Abstract Introduction Article 20 of the European Tobacco Products Directive (EU-TPD) specifies that e-liquids should not contain nicotine in excess of 20 mg/mL, thus many vapers may be compelled to switch to lower concentrations and in so doing, may engage in more intensive puffing. This study aimed to establish whether more intensive puffing produces higher levels of carbonyl compounds in e-cigarette aerosols. Methods Using the HPLC-UV diode array method, four carbonyl compounds (formaldehyde, acetaldehyde, acetone, and acrolein) were measured in liquids and aerosols from nicotine solutions of 24 and 6 mg/mL. Aerosols were generated using a smoking machine configured to replicate puffing topography data previously obtained from 12 experienced e-cigarette users. Results Carbonyl levels in aerosols from the puffing regimen of 6 mg/mL were significantly higher (p < .05 using independent samples t tests) compared with those of 24 mg/mL nicotine.
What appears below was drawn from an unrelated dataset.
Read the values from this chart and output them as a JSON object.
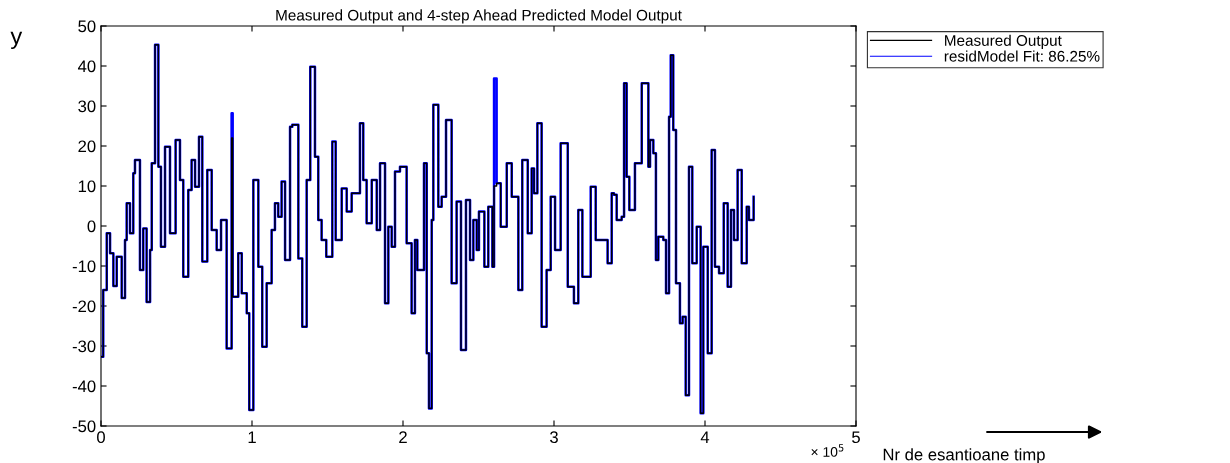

For the 6 and 24 mg/mL nicotine aerosols respectively, means ± SD for formaldehyde levels were 3.41 ± 0.94, and 1.49 ± 0.30 µg per hour (µg/h) of e-cigarette use. Means ± SD for acetaldehyde levels were 2.17 ± 0.36 and 1.04 ± 0.13 µg/h. Means ± SD for acetone levels were 0.73 ± 0.20 and 0.28 ± 0.14 µg/h. Acrolein was not detected. Conclusions Higher levels of carbonyls associated with more intensive puffing suggest that vapers switching to lower nicotine concentrations (either due to the EU-TPD implementation or personal choice), may increase their exposure to these compounds. Based on real human puffing topography data, this study suggests that limiting nicotine concentrations to 20 mg/mL may not result in the desired harm minimalization effect. Implications More intensive puffing regimens associated with the use of low nicotine concentration e-liquids can lead to higher levels of carbonyl generation in the aerosol. Although in need of replication in a larger sample outside a laboratory, this study provides pragmatic empirical data on the potential risks of compensatory puffing behaviors in vapers, and can help to inform future regulatory decisions on nicotine e-liquid concentrations. The cap on nicotine concentration at 20 mg/mL set by the EU-TPD may therefore have the unintended consequence of encouraging use of lower nicotine concentration e-liquid, in turn increasing exposure to carbonyl compounds through compensatory puffing.